Moscow Deputy Mayor Sergei Stankevich followed his boss, Mayor Gavriil Popov, into the ranks of former party members, making the country's biggest metropolis a city now run by non-Communists.

Mikhail Bocharov, also a member of the Russian Federation's Parliament and the chief aide to the giant republic's president, Boris Yeltsin, also emulated his boss by quitting the party.

Yeltsin's dramatic defection at the party congress led the stampede.

Vladimir Tikhonov, head of the cooperatives' union of semi-private businesses, also turned in his party card Wednesday, apparently convinced the party is not the vehicle to promote market enterprises.

Gorbachev, faced with declarations of sovereignty by seven Soviet republics this year, ordered a speedup of a new pact to give the republics vastly more independence in a revamped Soviet federation.

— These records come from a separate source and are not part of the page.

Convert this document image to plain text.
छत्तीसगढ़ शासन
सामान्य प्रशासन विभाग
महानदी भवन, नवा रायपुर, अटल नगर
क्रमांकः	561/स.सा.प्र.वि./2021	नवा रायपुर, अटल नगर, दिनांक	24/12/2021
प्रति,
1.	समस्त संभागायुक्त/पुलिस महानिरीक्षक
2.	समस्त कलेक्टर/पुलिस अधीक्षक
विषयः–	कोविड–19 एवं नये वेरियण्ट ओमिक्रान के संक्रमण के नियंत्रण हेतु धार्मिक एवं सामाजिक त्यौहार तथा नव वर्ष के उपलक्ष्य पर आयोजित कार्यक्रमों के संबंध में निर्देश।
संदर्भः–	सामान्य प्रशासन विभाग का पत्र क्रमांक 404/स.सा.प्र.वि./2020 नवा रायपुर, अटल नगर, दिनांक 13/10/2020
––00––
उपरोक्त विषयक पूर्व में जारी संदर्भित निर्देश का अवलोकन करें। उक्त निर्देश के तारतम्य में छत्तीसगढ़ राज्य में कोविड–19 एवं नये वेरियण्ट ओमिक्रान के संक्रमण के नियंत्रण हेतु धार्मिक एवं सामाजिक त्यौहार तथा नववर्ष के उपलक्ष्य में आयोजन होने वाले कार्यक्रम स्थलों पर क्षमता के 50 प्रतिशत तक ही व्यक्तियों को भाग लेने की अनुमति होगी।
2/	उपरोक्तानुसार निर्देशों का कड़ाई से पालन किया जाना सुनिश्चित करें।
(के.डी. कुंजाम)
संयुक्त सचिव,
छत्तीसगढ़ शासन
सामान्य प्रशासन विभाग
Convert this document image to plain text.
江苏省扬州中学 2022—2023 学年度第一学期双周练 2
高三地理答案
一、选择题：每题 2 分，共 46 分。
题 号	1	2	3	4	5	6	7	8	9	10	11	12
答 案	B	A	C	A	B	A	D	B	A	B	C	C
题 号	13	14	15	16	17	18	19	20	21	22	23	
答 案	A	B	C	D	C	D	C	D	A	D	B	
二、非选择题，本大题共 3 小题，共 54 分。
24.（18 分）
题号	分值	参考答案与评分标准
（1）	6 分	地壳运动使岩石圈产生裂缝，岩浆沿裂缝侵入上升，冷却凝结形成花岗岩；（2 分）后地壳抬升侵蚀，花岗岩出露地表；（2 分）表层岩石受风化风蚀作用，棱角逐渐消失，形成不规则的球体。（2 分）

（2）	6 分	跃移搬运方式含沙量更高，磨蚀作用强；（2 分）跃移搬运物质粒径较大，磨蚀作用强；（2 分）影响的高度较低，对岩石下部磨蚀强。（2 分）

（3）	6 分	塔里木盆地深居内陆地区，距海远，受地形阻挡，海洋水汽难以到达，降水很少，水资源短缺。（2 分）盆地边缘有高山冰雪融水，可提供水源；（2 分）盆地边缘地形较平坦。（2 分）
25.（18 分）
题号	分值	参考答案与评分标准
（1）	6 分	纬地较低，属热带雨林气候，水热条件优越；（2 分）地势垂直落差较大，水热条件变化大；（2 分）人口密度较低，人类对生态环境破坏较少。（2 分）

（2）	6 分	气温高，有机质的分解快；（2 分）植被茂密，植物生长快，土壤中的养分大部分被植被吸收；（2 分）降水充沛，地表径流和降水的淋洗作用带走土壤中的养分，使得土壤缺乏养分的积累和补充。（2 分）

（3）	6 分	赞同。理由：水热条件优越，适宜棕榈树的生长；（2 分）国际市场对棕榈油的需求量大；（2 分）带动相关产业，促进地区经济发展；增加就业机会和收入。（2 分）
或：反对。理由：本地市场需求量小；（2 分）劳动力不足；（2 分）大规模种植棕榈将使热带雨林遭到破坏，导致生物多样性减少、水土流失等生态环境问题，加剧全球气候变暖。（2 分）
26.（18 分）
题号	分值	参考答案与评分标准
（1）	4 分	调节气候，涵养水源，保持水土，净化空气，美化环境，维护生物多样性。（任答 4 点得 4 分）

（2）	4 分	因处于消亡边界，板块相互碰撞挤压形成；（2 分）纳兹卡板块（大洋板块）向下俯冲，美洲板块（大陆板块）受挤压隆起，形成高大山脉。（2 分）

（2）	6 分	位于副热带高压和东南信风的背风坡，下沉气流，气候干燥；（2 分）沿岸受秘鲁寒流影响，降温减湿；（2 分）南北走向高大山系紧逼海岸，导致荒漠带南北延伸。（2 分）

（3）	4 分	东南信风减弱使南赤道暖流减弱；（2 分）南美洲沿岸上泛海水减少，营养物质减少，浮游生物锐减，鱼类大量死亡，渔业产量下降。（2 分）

"We are in the process of working out a new all-union treaty, which according to the conception of President Gorbachev should be a treaty of sovereign states," Gorbachev spokesman Arkady Maslennikov told a news conference.

Maslennikov confirmed a report by the independent Interfax news service that the 17-member Presidential Council will meet Friday to discuss the draft treaty and accelerated economic reforms.

Interfax said the Soviet Parliament will convene in August, a month ahead of schedule, to discuss the new national contract with the 15 republics and a package of proposals for a transition to a market economy.

The market proposal would be the third economic plan in less than a year presented by Premier Nikolai Ryzhkov, the man now in position to be the fall guy should reforms fail.